Proof of a law of large numbers

16 Nov 2015

Usually, when we have a sequence of random variables, we can say things about what the average of the sequence does as the sample grows by assuming things about the moments and the sampling process and then applying an appropriate law of large numbers. But how would we prove a law of large numbers?

Laws of large numbers are statements about averages of random variables converging in probability to a constant. In this example, we assume the existence of a finite first moment, assume random sampling with replacement (IID), and show that a sequence of averages of the IID random variables will converge to the first moment.

Let \(\{X_t\}, t=1,2,...\) be a sequence of IID random variables on a probability space \(( \Omega, \mathcal{F}, P )\) with \(E(X_t) = \mu \lt \infty\). The goal is to show that

\[\lim_{n \to \infty} P \left( \omega : \left| \frac{1}{n} \sum_{t=1}^n X_t(\omega) - \mu \right| \gt \epsilon \right) = 0\]

Proof

Begin by defining \(A_n\) and its characteristic function:

\[\begin{align} A_n & \equiv \frac{1}{n} \sum_{t=1}^n X_t \cr \phi_{A_n}(s) & \equiv E(e^{isA_n }) \cr & = \int e^{isA_n } ~ dP \cr \end{align}\]

By the properties of exponential functions and the fact that \(X_t\) is IID, we can write \(\phi_{A_n}(s)\) as

\[\phi_{A_n}(s) = ( \phi_{X_t} \left( \frac{s}{n} \right) )^n\]

We can approximate \(\phi_{X_t}(\frac{s}{n})\) as

\[\begin{align} \phi_{X_t} \left(\frac{s}{n} \right) & = 1 + is \frac{E(X_t)}{n} + \mathcal{O} \left(\frac{s^2}{n^2} \right) \cr & = 1 + is \frac{ \mu }{n} + \mathcal{O} \left(\frac{s^2}{n^2} \right) \cr \mathcal{O} \left(\frac{s^2}{n^2} \right) & \equiv i^2 \int_0^{\frac{x}{n}} \left(\frac{x}{n}-s \right) e^{is} ds \cr \end{align}\]

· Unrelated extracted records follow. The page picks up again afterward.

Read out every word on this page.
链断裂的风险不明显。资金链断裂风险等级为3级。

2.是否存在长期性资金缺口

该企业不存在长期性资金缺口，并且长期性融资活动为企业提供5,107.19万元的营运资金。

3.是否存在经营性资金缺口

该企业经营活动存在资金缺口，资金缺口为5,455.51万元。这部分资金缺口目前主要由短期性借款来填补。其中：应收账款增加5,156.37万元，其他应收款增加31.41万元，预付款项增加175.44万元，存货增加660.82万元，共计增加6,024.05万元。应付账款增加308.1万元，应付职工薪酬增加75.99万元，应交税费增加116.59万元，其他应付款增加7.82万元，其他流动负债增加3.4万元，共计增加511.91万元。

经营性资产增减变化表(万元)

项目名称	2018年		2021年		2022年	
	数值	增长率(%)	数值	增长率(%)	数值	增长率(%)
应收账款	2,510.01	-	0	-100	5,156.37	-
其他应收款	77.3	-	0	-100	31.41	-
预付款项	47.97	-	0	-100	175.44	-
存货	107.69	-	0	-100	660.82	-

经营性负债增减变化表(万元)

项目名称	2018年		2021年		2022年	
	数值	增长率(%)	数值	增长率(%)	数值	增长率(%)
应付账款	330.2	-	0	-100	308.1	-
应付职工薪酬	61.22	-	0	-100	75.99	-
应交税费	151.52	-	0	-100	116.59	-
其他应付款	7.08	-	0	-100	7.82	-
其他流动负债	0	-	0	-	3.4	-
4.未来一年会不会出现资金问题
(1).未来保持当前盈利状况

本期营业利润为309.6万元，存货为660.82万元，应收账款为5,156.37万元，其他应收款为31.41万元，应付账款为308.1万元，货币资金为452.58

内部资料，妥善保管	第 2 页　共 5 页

\(\mathcal{O}(\frac{s^2}{n^2})\) is the remainder from the approximation, the \(\mathcal{O}\) is big O notation that the remainder is bounded.

So now we have

\[\phi_{A_n}(s) \approx \left( 1 + is \frac{\mu}{n} \right)^n\]

The trick is to use a binomial expansion here. In general,

\[\begin{align} \left( 1+ \frac{a}{n} \right)^n & = \sum_{j=0}^n \binom{n}{j} \left( \frac{a}{n} \right)^j \cr \lim_{n \to \infty} \left( 1+ \frac{a}{n} \right)^n & = \sum_{j=0}^{\infty} \left( \frac{a^j}{j!} \right) \cr & = e^a \cr \end{align}\]

So, letting \(a = is \mu\),

\[\begin{align} \phi_{A_n}(s) & = \left( 1 + is \frac{ \mu }{n} + \mathcal{O}(\frac{s^2}{n^2}) \right)^n \cr \lim_{n \to \infty} \phi_{A_n}(s) & = e^{is \mu } = \phi_{ \mu } (s) \cr \end{align}\]

The remainder term \(\mathcal{O} (\frac{s^2}{n^2} ) \to 0\) as \(n \to \infty\).

By the uniqueness of mapping between characteristic and distribution functions of random variables, \(\lim_{n \to \infty} \phi_{A_n}(s) = \phi_{ \mu }(s)\) implies \(\lim_{n \to \infty} F_{A_n} = F_{ \mu }\), where \(F_{A_n}\) and \(F_{ \mu }\) are the distribution functions of \(A_n\) and \(\mu\) respectively.

This is still only convergence in distribution, not convergence in probability. However, \(\mu\) is a constant, and convergence in distribution to the distribution of a constant is the same as convergence in probability to that constant (think of the constant’s distribution as a point mass). So we have the desired result, \(A_n \overset{p}{\to} \mu\).

Discussion

I’m not entirely sure how to interpret the parameter \(s\) for a general characteristic function. The characteristic function is just an exponential Fourier transform, and I would usually interpret that parameter as the “time index” for a given sequence I was Fourier transforming. I’m not sure if that interpretation is justified here, since each random variable is an IID draw from the same distribution. If I wanted to read a “time index” into this, it would be \(t\), which is the draw number. Maybe \(s\) is not very meaningful in this setting, so we can let it be whatever we want?

Anyway, the point of doing it this way is that sometimes a product of exponentials is easier to work with than some arbitrary sum. I should learn more about Fourier transforms and characteristic functions, they seem useful.